A trained machine learning model object (e.g., output from caret or custom ML pipeline), which includes cross-validation resamples.

data_train

A data frame containing the training data used for the model.

task_type

Character. Either "classification" (default) or "survival".

target_col

Character. Name of the target column for classification tasks. Required if task_type = "classification".

trait.positive

Value representing the positive class in classification tasks.

time_col

Character. Column name representing survival time. Required if task_type = "survival".

event_col

Character. Column name representing survival event indicator. Required if task_type = "survival".

n_cores

Integer. Number of cores for parallel computation. Default is 2.

file.name

Character. Optional filename prefix for saving SHAP stability plots. If NULL, plots are not saved.

Value

A data frame containing SHAP values for all features, averaged across resamples, with rows corresponding to training samples and columns to features.

Details

The function performs the following steps:

  1. Sets up classification or survival prediction functions based on the task type.

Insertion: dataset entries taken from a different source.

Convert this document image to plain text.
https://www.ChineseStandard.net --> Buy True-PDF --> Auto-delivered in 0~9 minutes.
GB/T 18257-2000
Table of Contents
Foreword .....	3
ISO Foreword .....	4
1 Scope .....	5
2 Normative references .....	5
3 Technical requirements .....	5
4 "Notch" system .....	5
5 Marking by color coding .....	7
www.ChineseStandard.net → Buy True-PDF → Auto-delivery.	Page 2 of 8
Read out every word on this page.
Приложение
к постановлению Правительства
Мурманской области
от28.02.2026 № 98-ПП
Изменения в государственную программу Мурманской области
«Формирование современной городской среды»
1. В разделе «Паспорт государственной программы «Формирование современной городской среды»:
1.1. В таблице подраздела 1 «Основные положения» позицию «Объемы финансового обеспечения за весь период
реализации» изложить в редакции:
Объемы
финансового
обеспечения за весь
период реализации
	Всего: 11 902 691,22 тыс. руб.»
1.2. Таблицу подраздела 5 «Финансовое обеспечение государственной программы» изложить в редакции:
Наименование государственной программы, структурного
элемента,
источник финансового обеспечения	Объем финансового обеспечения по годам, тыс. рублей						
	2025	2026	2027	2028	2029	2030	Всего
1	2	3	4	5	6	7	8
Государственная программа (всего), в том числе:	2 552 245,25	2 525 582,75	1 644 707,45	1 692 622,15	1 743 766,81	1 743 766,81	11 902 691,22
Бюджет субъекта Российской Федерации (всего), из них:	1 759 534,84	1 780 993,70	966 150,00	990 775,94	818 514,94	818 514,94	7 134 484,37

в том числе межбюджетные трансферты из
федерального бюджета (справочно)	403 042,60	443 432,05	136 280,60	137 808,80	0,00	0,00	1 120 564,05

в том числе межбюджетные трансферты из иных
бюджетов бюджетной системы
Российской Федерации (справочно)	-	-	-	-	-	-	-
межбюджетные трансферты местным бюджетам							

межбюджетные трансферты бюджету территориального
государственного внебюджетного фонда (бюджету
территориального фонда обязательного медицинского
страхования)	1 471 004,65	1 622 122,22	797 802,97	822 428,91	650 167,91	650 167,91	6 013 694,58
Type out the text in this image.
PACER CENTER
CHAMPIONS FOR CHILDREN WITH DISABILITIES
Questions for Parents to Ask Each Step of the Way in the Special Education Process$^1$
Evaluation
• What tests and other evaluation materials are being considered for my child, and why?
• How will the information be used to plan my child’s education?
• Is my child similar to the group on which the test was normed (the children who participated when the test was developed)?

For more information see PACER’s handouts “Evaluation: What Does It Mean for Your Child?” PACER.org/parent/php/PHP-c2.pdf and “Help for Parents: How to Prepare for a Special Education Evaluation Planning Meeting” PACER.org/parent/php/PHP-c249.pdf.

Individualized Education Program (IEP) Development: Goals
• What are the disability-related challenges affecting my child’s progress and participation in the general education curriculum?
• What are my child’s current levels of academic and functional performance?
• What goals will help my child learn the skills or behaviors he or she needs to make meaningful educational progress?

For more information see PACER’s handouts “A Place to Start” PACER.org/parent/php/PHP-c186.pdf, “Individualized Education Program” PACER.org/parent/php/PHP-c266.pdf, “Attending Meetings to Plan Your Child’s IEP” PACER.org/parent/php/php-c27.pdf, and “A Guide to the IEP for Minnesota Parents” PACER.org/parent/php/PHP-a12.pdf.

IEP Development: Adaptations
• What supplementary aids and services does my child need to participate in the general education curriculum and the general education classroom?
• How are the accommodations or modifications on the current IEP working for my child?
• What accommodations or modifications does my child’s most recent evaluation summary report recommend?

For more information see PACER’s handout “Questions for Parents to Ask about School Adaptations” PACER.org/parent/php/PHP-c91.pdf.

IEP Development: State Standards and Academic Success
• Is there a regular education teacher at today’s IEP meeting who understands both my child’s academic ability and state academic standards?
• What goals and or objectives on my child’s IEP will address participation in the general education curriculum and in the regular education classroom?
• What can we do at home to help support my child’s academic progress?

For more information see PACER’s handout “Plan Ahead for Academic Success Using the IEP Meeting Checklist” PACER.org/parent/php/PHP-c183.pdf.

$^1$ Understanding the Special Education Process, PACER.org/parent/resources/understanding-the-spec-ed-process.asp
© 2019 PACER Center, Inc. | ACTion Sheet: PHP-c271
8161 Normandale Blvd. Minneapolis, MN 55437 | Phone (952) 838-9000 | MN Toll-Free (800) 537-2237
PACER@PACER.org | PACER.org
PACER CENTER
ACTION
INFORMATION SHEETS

  2. Loops over all cross-validation resamples in parallel, refitting models on training folds.

  3. Computes SHAP values using fastshap::explain() for each resample, skipping trivial predictions.

  4. Combines SHAP values across resamples and summarizes them (median per sample).

  5. Generates and optionally saves a SHAP stability plot if file.name is provided.

Trivial predictions (constant probability for all samples) are skipped, and a warning is issued if SHAP values cannot be computed.